Township in Ohio, US

Liberty Township is one of the seventeen townships of Logan County, Ohio, United States. As of the 2020 census, the population was 3,891.

==Geography==
Located in the southern part of the county, it borders the following townships:
- Lake Township - north
- Jefferson Township - northeast
- Monroe Township - east
- Salem Township, Champaign County - south
- Harrison Township, Champaign County - southwest
- Union Township - west
- Harrison Township - northwest

Two municipalities are located in Liberty Township: most of the village of West Liberty, in the south, and part of the city of Bellefontaine, the county seat of Logan County, in the north.

==Name and history==
Liberty Township was organized in 1836. It is one of twenty-five Liberty Townships statewide.

==Government==
The township is governed by a three-member board of trustees, who are elected in November of odd-numbered years to a four-year term beginning on the following January 1. Two are elected in the year after the presidential election and one is elected in the year before it.
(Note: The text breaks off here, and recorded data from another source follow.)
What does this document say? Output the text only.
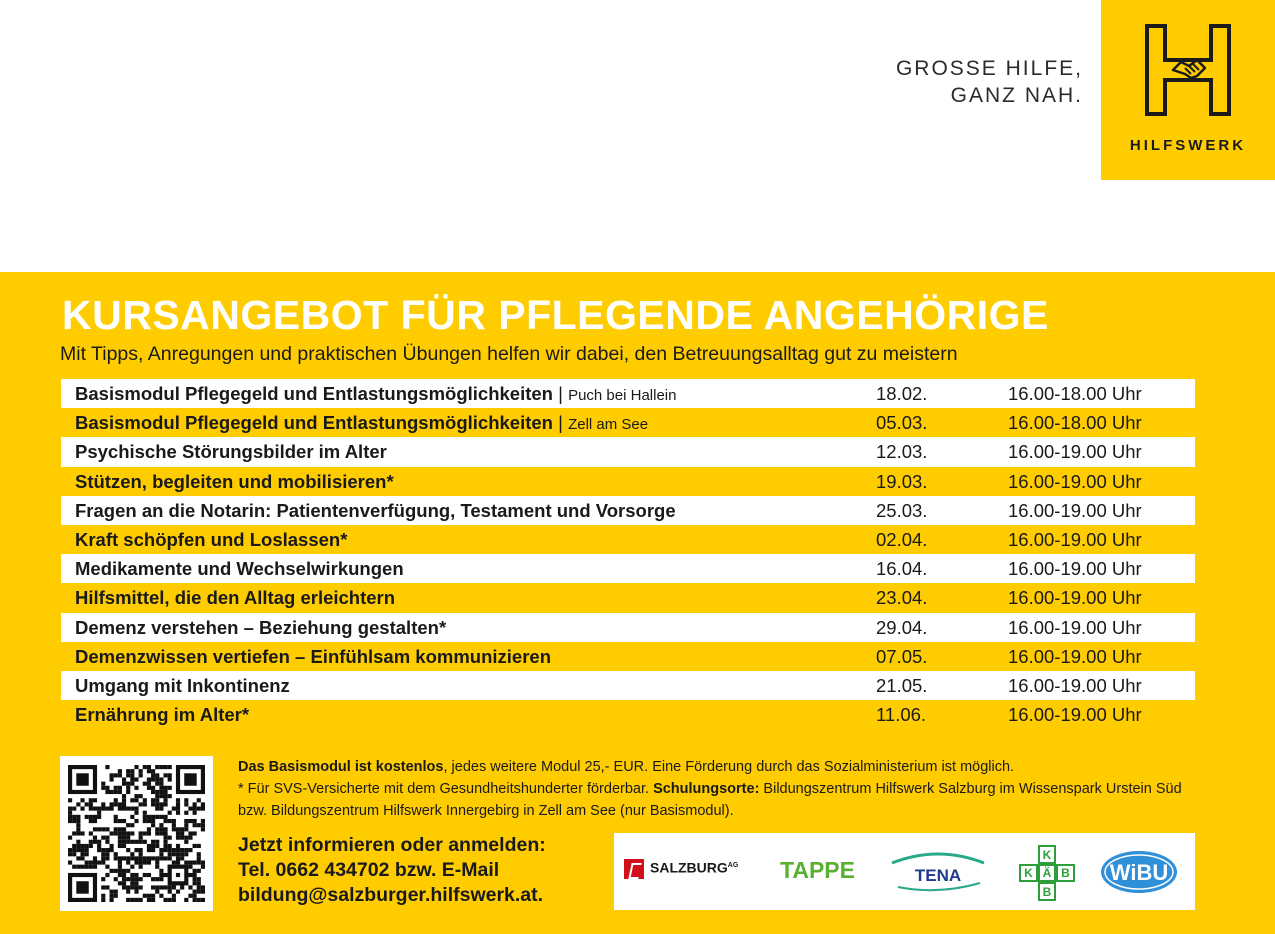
GROSSE HILFE,
GANZ NAH.
HILFSWERK
KURSANGEBOT FÜR PFLEGENDE ANGEHÖRIGE
Mit Tipps, Anregungen und praktischen Übungen helfen wir dabei, den Betreuungsalltag gut zu meistern
Basismodul Pflegegeld und Entlastungsmöglichkeiten | Puch bei Hallein	18.02.	16.00-18.00 Uhr
Basismodul Pflegegeld und Entlastungsmöglichkeiten | Zell am See	05.03.	16.00-18.00 Uhr
Psychische Störungsbilder im Alter	12.03.	16.00-19.00 Uhr
Stützen, begleiten und mobilisieren*	19.03.	16.00-19.00 Uhr
Fragen an die Notarin: Patientenverfügung, Testament und Vorsorge	25.03.	16.00-19.00 Uhr
Kraft schöpfen und Loslassen*	02.04.	16.00-19.00 Uhr
Medikamente und Wechselwirkungen	16.04.	16.00-19.00 Uhr
Hilfsmittel, die den Alltag erleichtern	23.04.	16.00-19.00 Uhr
Demenz verstehen – Beziehung gestalten*	29.04.	16.00-19.00 Uhr
Demenzwissen vertiefen – Einfühlsam kommunizieren	07.05.	16.00-19.00 Uhr
Umgang mit Inkontinenz	21.05.	16.00-19.00 Uhr
Ernährung im Alter*	11.06.	16.00-19.00 Uhr
Das Basismodul ist kostenlos, jedes weitere Modul 25,- EUR. Eine Förderung durch das Sozialministerium ist möglich.
* Für SVS-Versicherte mit dem Gesundheitshunderter förderbar. Schulungsorte: Bildungszentrum Hilfswerk Salzburg im Wissenspark Urstein Süd bzw. Bildungszentrum Hilfswerk Innergebirg in Zell am See (nur Basismodul).
Jetzt informieren oder anmelden:
Tel. 0662 434702 bzw. E-Mail
bildung@salzburger.hilfswerk.at.
$SALZBURG^{AG}$ TAPPE	TENA
K
K Ä B
B
WiBU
There is also an elected fiscal officer, who serves a four-year term beginning on April 1 of the year after the election, which is held in November of the year before the presidential election. Vacancies in the fiscal officer position or on the board of trustees are filled by the remaining trustees.

==Transportation==
U.S. Route 68 is the most important highway in Liberty Township. Other significant highways in the township include State Routes 245 and 508.